In the past decade, travel publishers have become much more active in promoting ideas like environmental and cultural conservation. Guides, for example, now routinely warn readers against attractions, such as poorly run safaris or trained-animal acts, that put wildlife at risk, or against activities that could compromise forests, mountains, or barrier reefs. The results have been promising.
It’s not such a huge step to imagine someday that future travel articles might bake into the cake a subtle (or not so subtle) promotion of democratic practices and human rights as well. I’m not sure how it would all work, but it’s conceivable.
As for boycotting destinations or blacking them out – intentionally or not – I still believe that’s simply the wrong way to go (leaving out travel to countries that promote grievous crimes like genocide or human-trafficking). As they say, travelers visit people, not governments, and the potential benefits of travel, including seeing, learning and making friends, outweigh, for me, the possible hazards. And the converse is often true as well: not going simply strengthens the hand of bad actors. I see no good reason to skip travel to Russia (or Cuba, Belarus, Iran, or almost anywhere else) if that’s where your heart takes you.

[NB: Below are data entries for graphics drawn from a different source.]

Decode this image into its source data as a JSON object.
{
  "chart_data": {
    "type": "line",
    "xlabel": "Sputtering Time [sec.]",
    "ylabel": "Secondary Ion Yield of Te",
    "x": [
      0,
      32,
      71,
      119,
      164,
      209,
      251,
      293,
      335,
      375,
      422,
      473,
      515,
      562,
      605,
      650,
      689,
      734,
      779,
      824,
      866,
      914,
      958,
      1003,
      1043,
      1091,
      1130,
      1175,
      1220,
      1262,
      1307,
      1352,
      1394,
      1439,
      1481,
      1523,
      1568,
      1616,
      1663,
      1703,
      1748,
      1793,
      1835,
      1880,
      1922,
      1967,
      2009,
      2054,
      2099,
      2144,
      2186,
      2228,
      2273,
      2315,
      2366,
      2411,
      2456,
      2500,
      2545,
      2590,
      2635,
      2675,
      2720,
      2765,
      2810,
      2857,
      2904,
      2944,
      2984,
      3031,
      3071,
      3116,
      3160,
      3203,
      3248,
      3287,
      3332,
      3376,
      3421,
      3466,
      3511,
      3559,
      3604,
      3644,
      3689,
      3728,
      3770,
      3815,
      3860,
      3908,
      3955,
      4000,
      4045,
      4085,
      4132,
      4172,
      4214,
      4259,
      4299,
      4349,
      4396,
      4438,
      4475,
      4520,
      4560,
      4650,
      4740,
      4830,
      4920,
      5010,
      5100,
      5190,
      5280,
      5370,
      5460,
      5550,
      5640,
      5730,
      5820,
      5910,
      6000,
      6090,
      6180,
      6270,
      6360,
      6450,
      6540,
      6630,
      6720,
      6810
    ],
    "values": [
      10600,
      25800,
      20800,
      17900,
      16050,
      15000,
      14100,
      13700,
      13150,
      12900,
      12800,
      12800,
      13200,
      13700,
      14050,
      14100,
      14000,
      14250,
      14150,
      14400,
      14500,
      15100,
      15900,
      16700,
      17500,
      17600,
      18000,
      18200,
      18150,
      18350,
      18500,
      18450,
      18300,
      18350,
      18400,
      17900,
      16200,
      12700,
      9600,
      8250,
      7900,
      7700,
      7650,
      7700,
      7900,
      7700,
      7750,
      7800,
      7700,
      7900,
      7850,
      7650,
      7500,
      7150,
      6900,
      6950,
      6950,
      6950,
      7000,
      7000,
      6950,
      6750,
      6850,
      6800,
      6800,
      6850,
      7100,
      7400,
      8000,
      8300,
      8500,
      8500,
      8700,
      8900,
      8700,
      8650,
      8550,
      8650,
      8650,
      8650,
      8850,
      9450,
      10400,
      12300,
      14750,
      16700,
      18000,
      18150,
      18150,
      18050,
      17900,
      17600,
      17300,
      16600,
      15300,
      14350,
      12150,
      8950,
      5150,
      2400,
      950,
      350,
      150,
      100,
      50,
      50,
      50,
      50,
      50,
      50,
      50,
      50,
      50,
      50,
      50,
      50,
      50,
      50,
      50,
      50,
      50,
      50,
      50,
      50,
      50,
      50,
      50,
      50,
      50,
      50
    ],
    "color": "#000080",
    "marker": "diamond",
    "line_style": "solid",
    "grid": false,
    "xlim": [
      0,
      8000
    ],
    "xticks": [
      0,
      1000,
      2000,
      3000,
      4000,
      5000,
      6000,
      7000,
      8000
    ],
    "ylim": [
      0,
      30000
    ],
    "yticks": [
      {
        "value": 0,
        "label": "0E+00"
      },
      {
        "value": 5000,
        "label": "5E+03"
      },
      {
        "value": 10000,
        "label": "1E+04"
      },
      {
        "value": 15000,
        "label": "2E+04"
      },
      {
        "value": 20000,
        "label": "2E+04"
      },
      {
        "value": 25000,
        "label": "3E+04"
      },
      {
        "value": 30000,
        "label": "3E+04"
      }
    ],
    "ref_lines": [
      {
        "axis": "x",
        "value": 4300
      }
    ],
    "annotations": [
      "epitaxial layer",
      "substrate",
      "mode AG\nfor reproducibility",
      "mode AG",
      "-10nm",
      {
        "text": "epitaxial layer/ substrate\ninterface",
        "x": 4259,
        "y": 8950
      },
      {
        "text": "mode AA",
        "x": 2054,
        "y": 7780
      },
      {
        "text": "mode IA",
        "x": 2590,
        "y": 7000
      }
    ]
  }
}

I’ve written before about the gap not just between rural and urban, between city mouse and country mouse, but between people who travel routinely and people who don’t. I’m not talking about CAN’T, I’m talking about don’t, like they have the money and ability and sit right in their houses doing jack, who act like going to a new grocery store makes them Shackleton at the Pole. The people who say Europe is a commie shithole and won’t drive anywhere outside their subdivision, you know them all.

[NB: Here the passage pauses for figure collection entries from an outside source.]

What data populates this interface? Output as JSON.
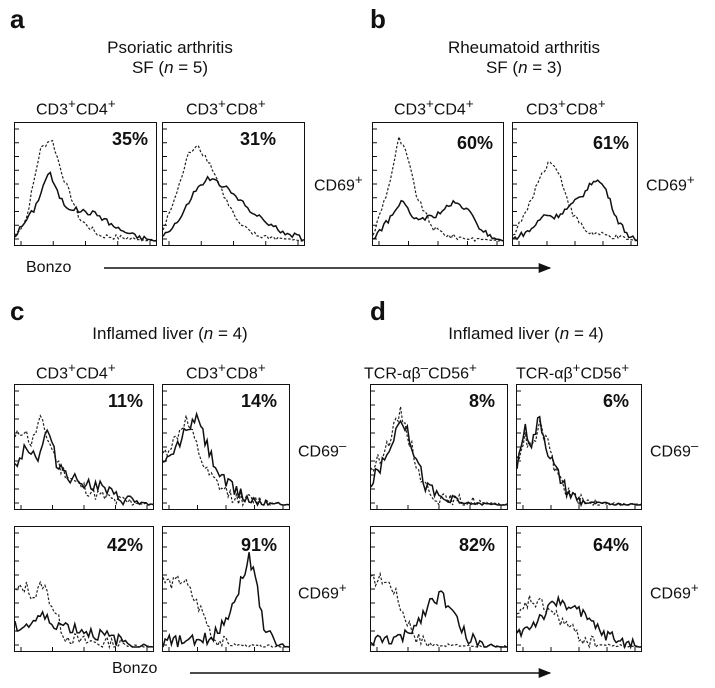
{
  "figure": {
    "panels": [
      {
        "letter": "a",
        "title_line1": "Psoriatic arthritis",
        "title_line2_pre": "SF (",
        "title_n": "n",
        "title_line2_post": " = 5)"
      },
      {
        "letter": "b",
        "title_line1": "Rheumatoid arthritis",
        "title_line2_pre": "SF (",
        "title_n": "n",
        "title_line2_post": " = 3)"
      },
      {
        "letter": "c",
        "title_line1": "Inflamed liver (",
        "title_n": "n",
        "title_line2_post": " = 4)"
      },
      {
        "letter": "d",
        "title_line1": "Inflamed liver (",
        "title_n": "n",
        "title_line2_post": " = 4)"
      }
    ],
    "column_labels": {
      "cd4": {
        "base1": "CD3",
        "sup1": "+",
        "base2": "CD4",
        "sup2": "+"
      },
      "cd8": {
        "base1": "CD3",
        "sup1": "+",
        "base2": "CD8",
        "sup2": "+"
      },
      "tcr_neg": {
        "base1": "TCR-αβ",
        "sup1": "–",
        "base2": "CD56",
        "sup2": "+"
      },
      "tcr_pos": {
        "base1": "TCR-αβ",
        "sup1": "+",
        "base2": "CD56",
        "sup2": "+"
      }
    },
    "row_labels": {
      "cd69_pos": {
        "base": "CD69",
        "sup": "+"
      },
      "cd69_neg": {
        "base": "CD69",
        "sup": "–"
      }
    },
    "x_axis_label": "Bonzo"
  },
  "chart_data": [
    {
      "type": "histogram",
      "panel": "a",
      "population": "CD3+CD4+",
      "cd69": "CD69+",
      "percent_label": "35%",
      "series": [
        {
          "style": "dotted"
        },
        {
          "style": "solid"
        }
      ],
      "x_axis": "Bonzo"
    },
    {
      "type": "histogram",
      "panel": "a",
      "population": "CD3+CD8+",
      "cd69": "CD69+",
      "percent_label": "31%",
      "series": [
        {
          "style": "dotted"
        },
        {
          "style": "solid"
        }
      ],
      "x_axis": "Bonzo"
    },
    {
      "type": "histogram",
      "panel": "b",
      "population": "CD3+CD4+",
      "cd69": "CD69+",
      "percent_label": "60%",
      "series": [
        {
          "style": "dotted"
        },
        {
          "style": "solid"
        }
      ],
      "x_axis": "Bonzo"
    },
    {
      "type": "histogram",
      "panel": "b",
      "population": "CD3+CD8+",
      "cd69": "CD69+",
      "percent_label": "61%",
      "series": [
        {
          "style": "dotted"
        },
        {
          "style": "solid"
        }
      ],
      "x_axis": "Bonzo"
    },
    {
      "type": "histogram",
      "panel": "c",
      "population": "CD3+CD4+",
      "cd69": "CD69–",
      "percent_label": "11%",
      "series": [
        {
          "style": "dotted"
        },
        {
          "style": "solid"
        }
      ],
      "x_axis": "Bonzo"
    },
    {
      "type": "histogram",
      "panel": "c",
      "population": "CD3+CD8+",
      "cd69": "CD69–",
      "percent_label": "14%",
      "series": [
        {
          "style": "dotted"
        },
        {
          "style": "solid"
        }
      ],
      "x_axis": "Bonzo"
    },
    {
      "type": "histogram",
      "panel": "c",
      "population": "CD3+CD4+",
      "cd69": "CD69+",
      "percent_label": "42%",
      "series": [
        {
          "style": "dotted"
        },
        {
          "style": "solid"
        }
      ],
      "x_axis": "Bonzo"
    },
    {
      "type": "histogram",
      "panel": "c",
      "population": "CD3+CD8+",
      "cd69": "CD69+",
      "percent_label": "91%",
      "series": [
        {
          "style": "dotted"
        },
        {
          "style": "solid"
        }
      ],
      "x_axis": "Bonzo"
    },
    {
      "type": "histogram",
      "panel": "d",
      "population": "TCR-αβ–CD56+",
      "cd69": "CD69–",
      "percent_label": "8%",
      "series": [
        {
          "style": "dotted"
        },
        {
          "style": "solid"
        }
      ],
      "x_axis": "Bonzo"
    },
    {
      "type": "histogram",
      "panel": "d",
      "population": "TCR-αβ+CD56+",
      "cd69": "CD69–",
      "percent_label": "6%",
      "series": [
        {
          "style": "dotted"
        },
        {
          "style": "solid"
        }
      ],
      "x_axis": "Bonzo"
    },
    {
      "type": "histogram",
      "panel": "d",
      "population": "TCR-αβ–CD56+",
      "cd69": "CD69+",
      "percent_label": "82%",
      "series": [
        {
          "style": "dotted"
        },
        {
          "style": "solid"
        }
      ],
      "x_axis": "Bonzo"
    },
    {
      "type": "histogram",
      "panel": "d",
      "population": "TCR-αβ+CD56+",
      "cd69": "CD69+",
      "percent_label": "64%",
      "series": [
        {
          "style": "dotted"
        },
        {
          "style": "solid"
        }
      ],
      "x_axis": "Bonzo"
    }
  ]
}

And the reason that gap is important isn’t that everyone MUST see Paris or whatever, it’s that traveling exposes you to your own prejudices and limitations, and demonstrates that you are willing to face them. On honeymoon in Ireland, I discovered I was married to mealtimes and also kind of hypoglycemic. At work in Jordan, I realized I was reckless (as I followed a strange man down an unfamiliar side street in a country where I did not speak the language because he’d promised to show me something like that’s not how all kidnappings start) and tended to spend money stupidly on the road. In Paris my tin ear for languages reared its ugly head, and in Jamaica I learned I was very, very sheltered when it came to beach nudity and marijuana.
Forget overseas; in Napa I learned I liked wine and in New York I learned not to drink with 22-year-olds and in Kansas City I lost my way in a snowstorm and in New Orleans I ate hog balls and saw the Blessed Virgin and somewhere in the back of my mind there’s a memory of riding up a mountain in Wyoming in a truck with my father that never fails to make me smile.
Travel also teaches you what you won’t face, what you can’t change, and what you love about where you’ve chosen to be. Even if it’s the next town over, you come back to yours knowing its distinctions, and hopefully knowing it’s where you belong.
And as I was reading Mark’s piece up there, I was thinking about what I’d have missed if I hadn’t gone those places. It’s not just about “where your heart takes you,” it’s about what you bring back. There are ways to travel more ethically than not, making sure your money stays local for example, and ways to stay safe wherever you are. But you can always find reasons not to go somewhere, and those reasons are always sad and lonely, because everywhere has faces you haven’t seen and all of them are necessary and all of them are God, even the ones that are monsters.